All this presumably means that, notwithstanding the intensity of her ambition, if she doesn't win a gold medal next August – which, while yielding yet more Olympic disappointment, would in another sense be a first, for Radcliffe has never lost a marathon on the streets of London – we won't see emotional disintegration on the scale of 2004. And yet she makes no apology for her very public show of distress in Athens. Indeed, it still makes sense to her that the response to it drove her and Lough to set up home later that year in Monte Carlo, where they've been ever since.

"A lot of it was the fallout from Athens. I just didn't feel comfortable in this country. I felt I'd let a lot of people down. There were other reasons too. We love being in France, Monaco is very supportive of sport, it's a great place to bring up children, and it's a much easier drive to the Pyrenees, where I do altitude training. But I did struggle after Athens. A lot of people were... not vicious but very critical. Eventually I was able to heal myself by running again. And I'm good at letting my emotions out. I did a lot of crying after Athens, which got it out of my system. Gary, who bottles up his emotions, found it harder."

The pair knew only too well that, aged 30, and with her formidable world record just over a year old, the Athens marathon had in theory come at the perfect time for Radcliffe. She concedes that it's hard to say the same about 2012. "Yeah, on paper I've had a stronger chance in previous years. But in London, with all that atmosphere and support... and I know I can still run times capable of winning the event. I can definitely run a sub 2:20. Whether I can run sub-2:15 I don't know. I don't think it's impossible, but I don't think it will be necessary. I think 2:17 would do it."

She is not surprised, she adds, that her 2003 record endures. "When I became conscious in that race that I would break the world record, I put everything into it, knowing that someone would have to run very hard to beat it. Someone will, with all the advances in shoe technology, and race directors making courses faster, but it's nice to have it."

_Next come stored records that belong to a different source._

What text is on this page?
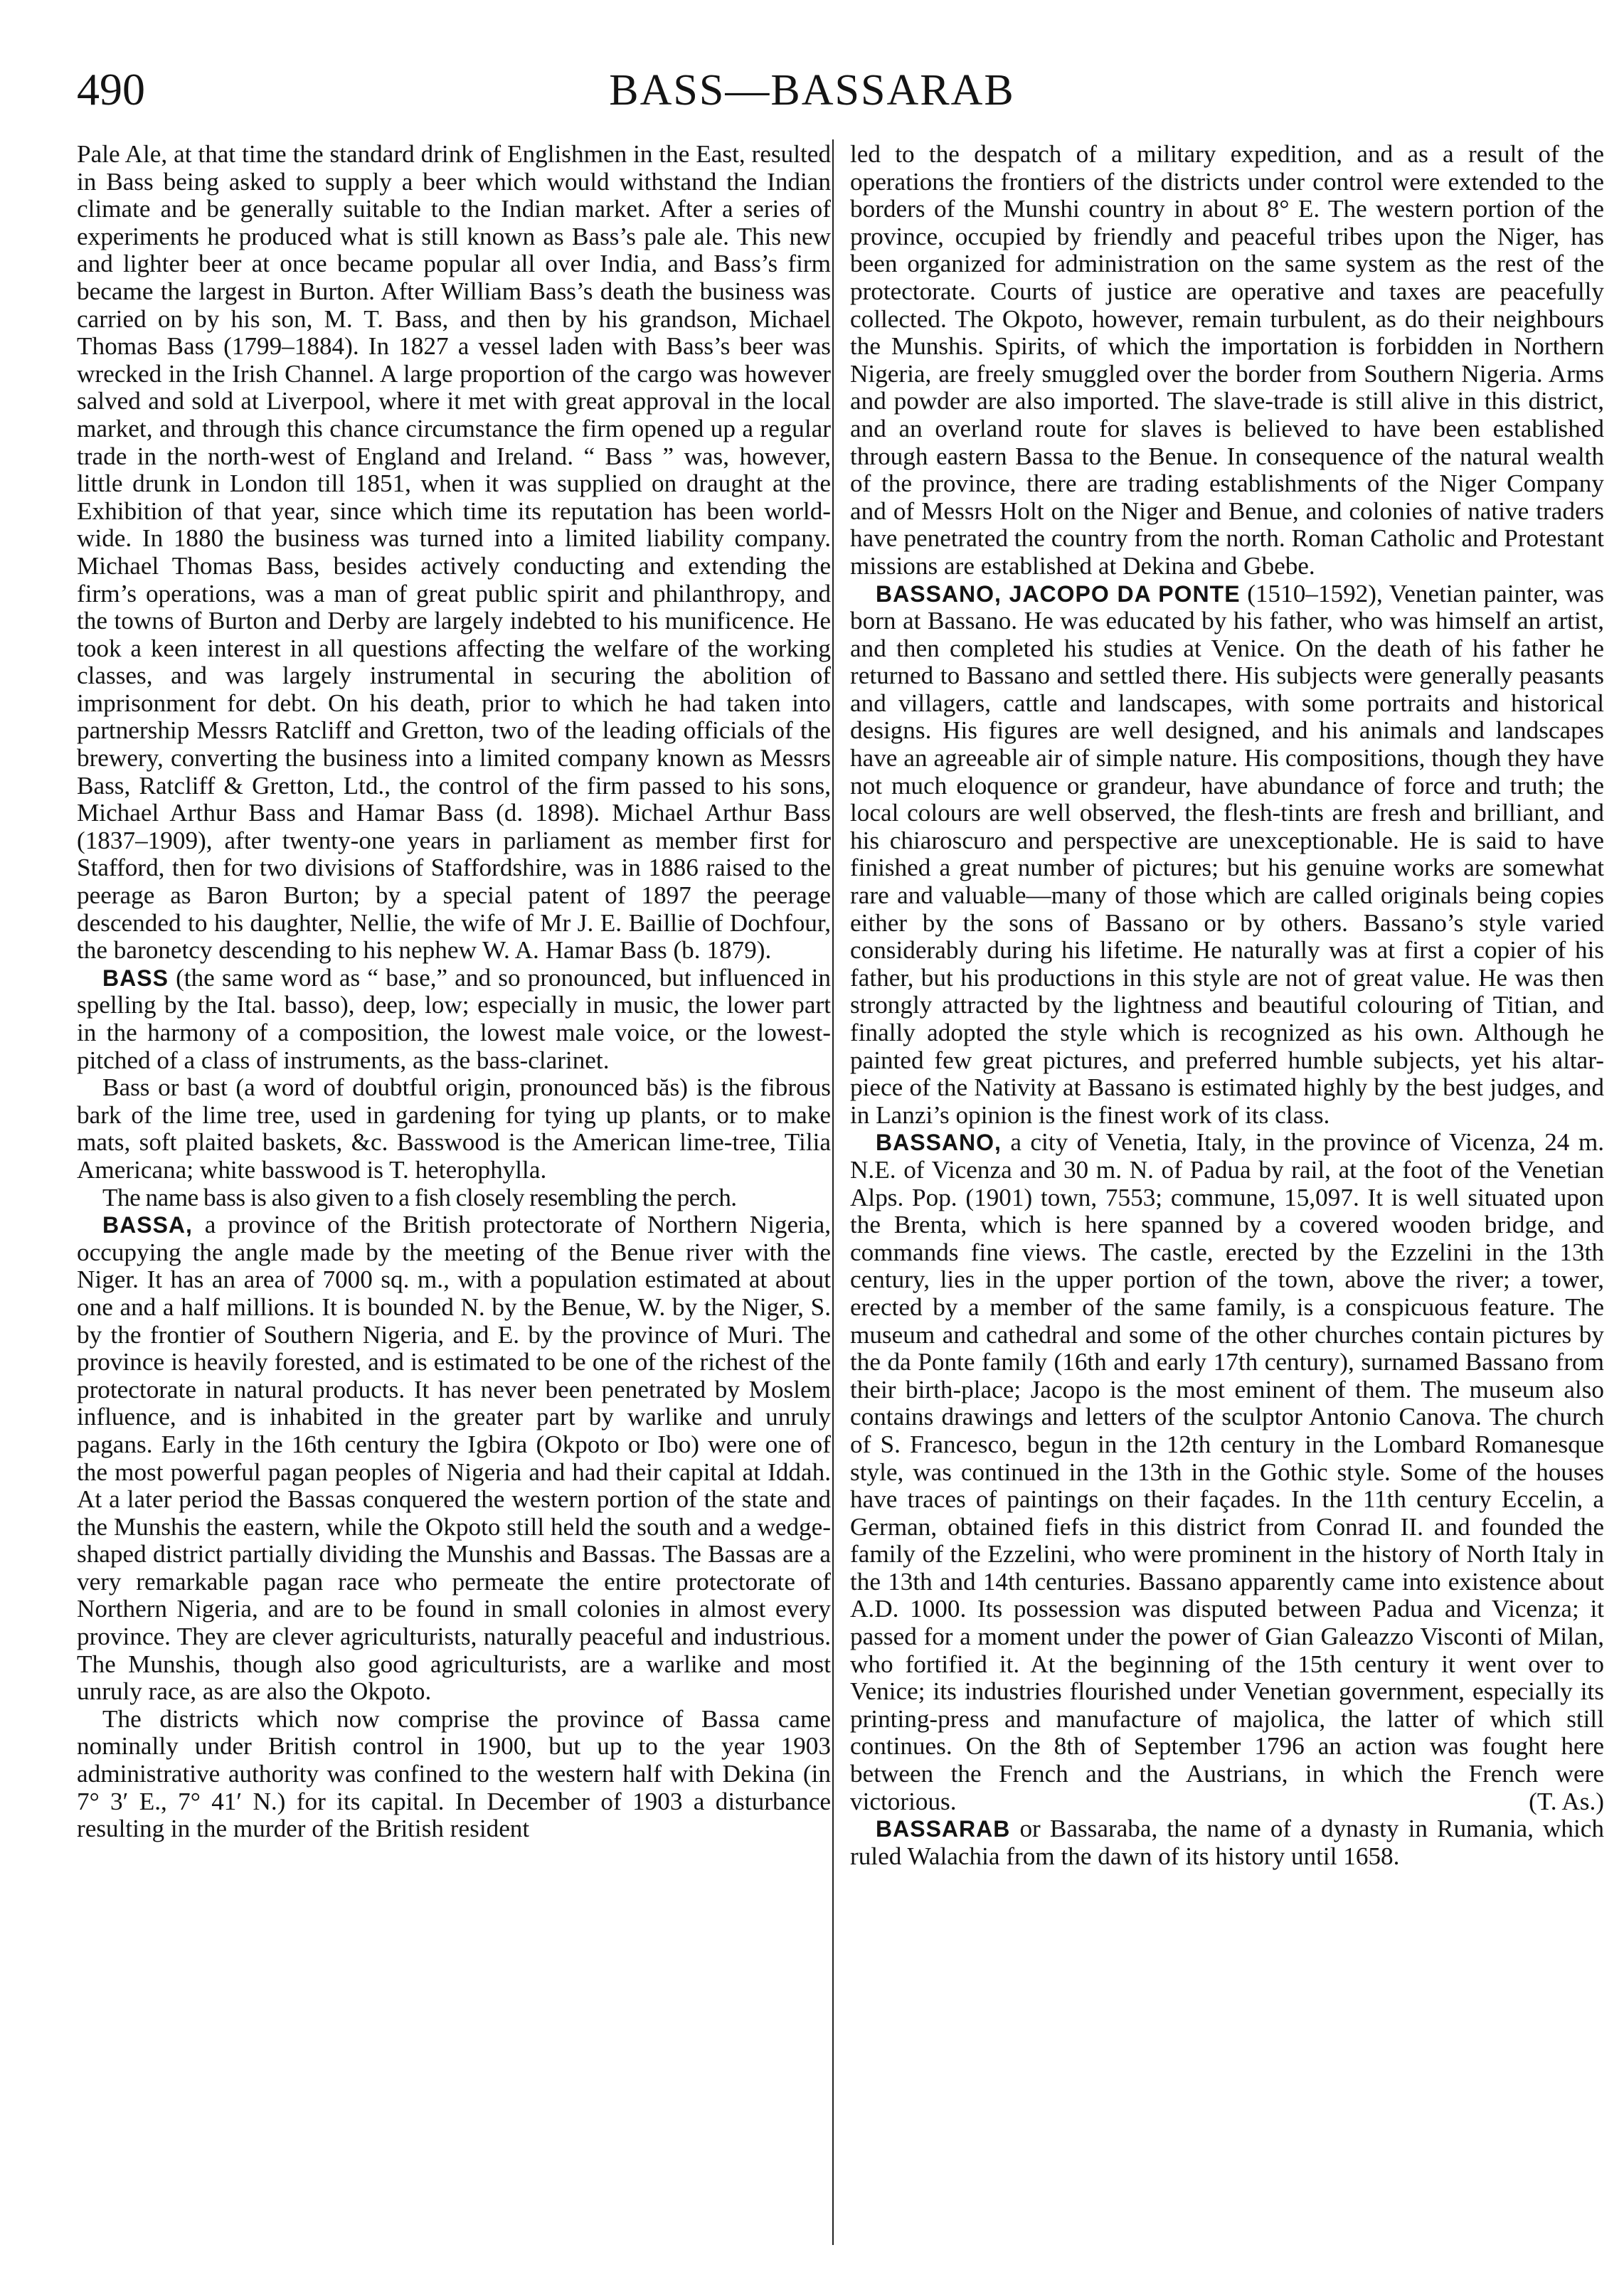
490	BASS—BASSARAB

Pale Ale, at that time the standard drink of Englishmen in the East, resulted in Bass being asked to supply a beer which would withstand the Indian climate and be generally suitable to the Indian market. After a series of experiments he produced what is still known as Bass’s pale ale. This new and lighter beer at once became popular all over India, and Bass’s firm became the largest in Burton. After William Bass’s death the business was carried on by his son, M. T. Bass, and then by his grandson, Michael Thomas Bass (1799–1884). In 1827 a vessel laden with Bass’s beer was wrecked in the Irish Channel. A large proportion of the cargo was however salved and sold at Liverpool, where it met with great approval in the local market, and through this chance circumstance the firm opened up a regular trade in the north-west of England and Ireland. “ Bass ” was, however, little drunk in London till 1851, when it was supplied on draught at the Exhibition of that year, since which time its reputation has been world-wide. In 1880 the business was turned into a limited liability company. Michael Thomas Bass, besides actively conducting and extending the firm’s operations, was a man of great public spirit and philanthropy, and the towns of Burton and Derby are largely indebted to his munificence. He took a keen interest in all questions affecting the welfare of the working classes, and was largely instrumental in securing the abolition of imprisonment for debt. On his death, prior to which he had taken into partnership Messrs Ratcliff and Gretton, two of the leading officials of the brewery, converting the business into a limited company known as Messrs Bass, Ratcliff & Gretton, Ltd., the control of the firm passed to his sons, Michael Arthur Bass and Hamar Bass (d. 1898). Michael Arthur Bass (1837–1909), after twenty-one years in parliament as member first for Stafford, then for two divisions of Staffordshire, was in 1886 raised to the peerage as Baron Burton; by a special patent of 1897 the peerage descended to his daughter, Nellie, the wife of Mr J. E. Baillie of Dochfour, the baronetcy descending to his nephew W. A. Hamar Bass (b. 1879).

BASS (the same word as “ base,” and so pronounced, but influenced in spelling by the Ital. basso), deep, low; especially in music, the lower part in the harmony of a composition, the lowest male voice, or the lowest-pitched of a class of instruments, as the bass-clarinet.

Bass or bast (a word of doubtful origin, pronounced băs) is the fibrous bark of the lime tree, used in gardening for tying up plants, or to make mats, soft plaited baskets, &c. Basswood is the American lime-tree, Tilia Americana; white basswood is T. heterophylla.

The name bass is also given to a fish closely resembling the perch.

BASSA, a province of the British protectorate of Northern Nigeria, occupying the angle made by the meeting of the Benue river with the Niger. It has an area of 7000 sq. m., with a population estimated at about one and a half millions. It is bounded N. by the Benue, W. by the Niger, S. by the frontier of Southern Nigeria, and E. by the province of Muri. The province is heavily forested, and is estimated to be one of the richest of the protectorate in natural products. It has never been penetrated by Moslem influence, and is inhabited in the greater part by warlike and unruly pagans. Early in the 16th century the Igbira (Okpoto or Ibo) were one of the most powerful pagan peoples of Nigeria and had their capital at Iddah. At a later period the Bassas conquered the western portion of the state and the Munshis the eastern, while the Okpoto still held the south and a wedge-shaped district partially dividing the Munshis and Bassas. The Bassas are a very remarkable pagan race who permeate the entire protectorate of Northern Nigeria, and are to be found in small colonies in almost every province. They are clever agriculturists, naturally peaceful and industrious. The Munshis, though also good agriculturists, are a warlike and most unruly race, as are also the Okpoto.

The districts which now comprise the province of Bassa came nominally under British control in 1900, but up to the year 1903 administrative authority was confined to the western half with Dekina (in 7° 3′ E., 7° 41′ N.) for its capital. In December of 1903 a disturbance resulting in the murder of the British resident

led to the despatch of a military expedition, and as a result of the operations the frontiers of the districts under control were extended to the borders of the Munshi country in about 8° E. The western portion of the province, occupied by friendly and peaceful tribes upon the Niger, has been organized for administration on the same system as the rest of the protectorate. Courts of justice are operative and taxes are peacefully collected. The Okpoto, however, remain turbulent, as do their neighbours the Munshis. Spirits, of which the importation is forbidden in Northern Nigeria, are freely smuggled over the border from Southern Nigeria. Arms and powder are also imported. The slave-trade is still alive in this district, and an overland route for slaves is believed to have been established through eastern Bassa to the Benue. In consequence of the natural wealth of the province, there are trading establishments of the Niger Company and of Messrs Holt on the Niger and Benue, and colonies of native traders have penetrated the country from the north. Roman Catholic and Protestant missions are established at Dekina and Gbebe.

BASSANO, JACOPO DA PONTE (1510–1592), Venetian painter, was born at Bassano. He was educated by his father, who was himself an artist, and then completed his studies at Venice. On the death of his father he returned to Bassano and settled there. His subjects were generally peasants and villagers, cattle and landscapes, with some portraits and historical designs. His figures are well designed, and his animals and landscapes have an agreeable air of simple nature. His compositions, though they have not much eloquence or grandeur, have abundance of force and truth; the local colours are well observed, the flesh-tints are fresh and brilliant, and his chiaroscuro and perspective are unexceptionable. He is said to have finished a great number of pictures; but his genuine works are somewhat rare and valuable—many of those which are called originals being copies either by the sons of Bassano or by others. Bassano’s style varied considerably during his lifetime. He naturally was at first a copier of his father, but his productions in this style are not of great value. He was then strongly attracted by the lightness and beautiful colouring of Titian, and finally adopted the style which is recognized as his own. Although he painted few great pictures, and preferred humble subjects, yet his altar-piece of the Nativity at Bassano is estimated highly by the best judges, and in Lanzi’s opinion is the finest work of its class.

BASSANO, a city of Venetia, Italy, in the province of Vicenza, 24 m. N.E. of Vicenza and 30 m. N. of Padua by rail, at the foot of the Venetian Alps. Pop. (1901) town, 7553; commune, 15,097. It is well situated upon the Brenta, which is here spanned by a covered wooden bridge, and commands fine views. The castle, erected by the Ezzelini in the 13th century, lies in the upper portion of the town, above the river; a tower, erected by a member of the same family, is a conspicuous feature. The museum and cathedral and some of the other churches contain pictures by the da Ponte family (16th and early 17th century), surnamed Bassano from their birth-place; Jacopo is the most eminent of them. The museum also contains drawings and letters of the sculptor Antonio Canova. The church of S. Francesco, begun in the 12th century in the Lombard Romanesque style, was continued in the 13th in the Gothic style. Some of the houses have traces of paintings on their façades. In the 11th century Eccelin, a German, obtained fiefs in this district from Conrad II. and founded the family of the Ezzelini, who were prominent in the history of North Italy in the 13th and 14th centuries. Bassano apparently came into existence about A.D. 1000. Its possession was disputed between Padua and Vicenza; it passed for a moment under the power of Gian Galeazzo Visconti of Milan, who fortified it. At the beginning of the 15th century it went over to Venice; its industries flourished under Venetian government, especially its printing-press and manufacture of majolica, the latter of which still continues. On the 8th of September 1796 an action was fought here between the French and the Austrians, in which the French were victorious.	(T. As.)

BASSARAB or Bassaraba, the name of a dynasty in Rumania, which ruled Walachia from the dawn of its history until 1658.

As long as it's beaten honestly, she won't mind too much. For all her natural shyness, Radcliffe has long been a forthright critic of drug cheats, and wants testing to be much more rigorous. She was last tested herself just a week before. "A urine test, at 7am. Before that, it was just after Christmas while I was staying with my mum and dad, who hadn't told me that the buzzer on the gate was broken. It was sheer luck that my mum looked out of the window and saw the lady waiting there. Otherwise they could have said it was a missed test."

She smiles, happy that they didn't, and happy with life. She'll be even happier when the eighth day closes, and she can get back to her seven-day cycle of doing what she does best.